Le despotisme a été l’émancipation violente de l’aristocratie. La force brutale, lorsqu’elle veut se faire libre, asservit nécessairement les faibles, et le tyran est celui qui s’affranchit des devoirs d’homme pour donner à ses passions un essor effréné. La fausse liberté est donc sœur de la tyrannie, et la licence veut nécessairement des esclaves parce qu’il lui faut des victimes.

Or, tant que les passions brutales se disputeront le droit à la licence, il n’y aura pas de liberté possible sur la terre.

L’aristocratie, c’est à dire l’égoïsme de la domination, n’est pas seulement le partage des grands ; elle ronge aussi les entrailles du peuple et se trahit par des cris de rage et d’envie ! Oui, voilà, le grand malheur des classes souffrantes : c’est que le pauvre méprise le pauvre et se fait le servile admirateur du riche qu’il déteste et qu’il envie !

Et de quel droit, misérables envieux, voulez-vous dépouiller le riche, vous qui, à sa place, seriez plus durs et plus insolents que lui ?

Il a gagné ses richesses par la fraude, je le veux, héritier des voleurs, il est lui-même sans conscience : cela peut être.
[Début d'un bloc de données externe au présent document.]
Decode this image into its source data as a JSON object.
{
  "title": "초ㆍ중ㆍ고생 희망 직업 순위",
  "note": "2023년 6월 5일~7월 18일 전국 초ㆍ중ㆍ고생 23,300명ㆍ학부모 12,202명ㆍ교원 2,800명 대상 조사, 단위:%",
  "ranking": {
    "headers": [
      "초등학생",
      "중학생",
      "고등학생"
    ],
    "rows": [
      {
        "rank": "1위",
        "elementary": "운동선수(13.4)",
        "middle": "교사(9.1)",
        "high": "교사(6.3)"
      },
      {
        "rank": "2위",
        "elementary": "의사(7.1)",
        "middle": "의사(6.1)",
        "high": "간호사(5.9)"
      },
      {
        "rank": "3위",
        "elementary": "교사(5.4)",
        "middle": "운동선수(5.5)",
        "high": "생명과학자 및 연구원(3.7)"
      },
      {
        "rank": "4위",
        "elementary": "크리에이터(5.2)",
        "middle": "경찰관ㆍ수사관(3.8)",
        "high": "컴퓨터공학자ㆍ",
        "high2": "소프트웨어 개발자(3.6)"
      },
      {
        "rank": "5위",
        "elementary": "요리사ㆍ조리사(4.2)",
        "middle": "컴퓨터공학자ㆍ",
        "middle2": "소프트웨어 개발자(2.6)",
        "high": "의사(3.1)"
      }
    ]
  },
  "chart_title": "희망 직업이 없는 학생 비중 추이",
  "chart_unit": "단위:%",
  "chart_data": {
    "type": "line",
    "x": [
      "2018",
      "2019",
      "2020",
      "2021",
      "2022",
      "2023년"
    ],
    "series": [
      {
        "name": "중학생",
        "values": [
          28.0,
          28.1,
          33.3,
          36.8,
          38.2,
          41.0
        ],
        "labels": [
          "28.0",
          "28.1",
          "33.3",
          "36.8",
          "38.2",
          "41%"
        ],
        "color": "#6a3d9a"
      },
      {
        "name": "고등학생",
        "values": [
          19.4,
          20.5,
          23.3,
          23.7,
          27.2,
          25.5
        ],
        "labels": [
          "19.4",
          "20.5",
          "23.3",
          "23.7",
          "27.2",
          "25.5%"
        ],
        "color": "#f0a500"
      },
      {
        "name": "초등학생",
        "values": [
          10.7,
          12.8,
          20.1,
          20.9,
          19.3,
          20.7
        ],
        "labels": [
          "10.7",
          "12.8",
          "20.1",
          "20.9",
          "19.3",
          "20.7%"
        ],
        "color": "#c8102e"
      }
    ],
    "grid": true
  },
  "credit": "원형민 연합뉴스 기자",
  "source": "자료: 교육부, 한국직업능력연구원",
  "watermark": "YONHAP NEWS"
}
Mais vous, de quel droit voulez-vous le supplanter par la force ?

Est-ce que le brigand qui égorge est préférable au fripon qui fraude ?

Frères qui voulez la communauté entre les hommes, vous voulez ce que le Christ lui-même a voulu.

Mais sachez que la communauté du Christ doit avoir pour fondement le triomphe de la justice et non la réaction des passions brutales.

Avant de songer à combattre pour la liberté, méritez le nom d’hommes libres !

Soyez un peuple si vous voulez avoir des droits à la souveraineté du peuple.

Soyez un peuple, et vous verrez s’il y aura des tyrans qui puissent tenir devant vous ! Quand un peuple vraiment peuple est debout pour sa liberté, aucun pouvoir humain ne lui résiste. — Cette grande et belle parole a été attribuée au chef actuel du gouvernement français.

Si elle était de lui elle suffirait pour répondre, au nom de ce roi, à toutes les injures des partis.

De quoi vous plaignez-vous puisque vous obéissez ? Comme on connaît les hommes on les gouverne. Vous n’êtes pas un peuple, vous êtes des écoliers, et le maître a raison s’il vous châtie.

En vérité, je vous le dis encore, vous ne serez libres qu’autant que vous saurez aimer ; et comment le saurez-vous si vous ne voulez rien apprendre de la femme ?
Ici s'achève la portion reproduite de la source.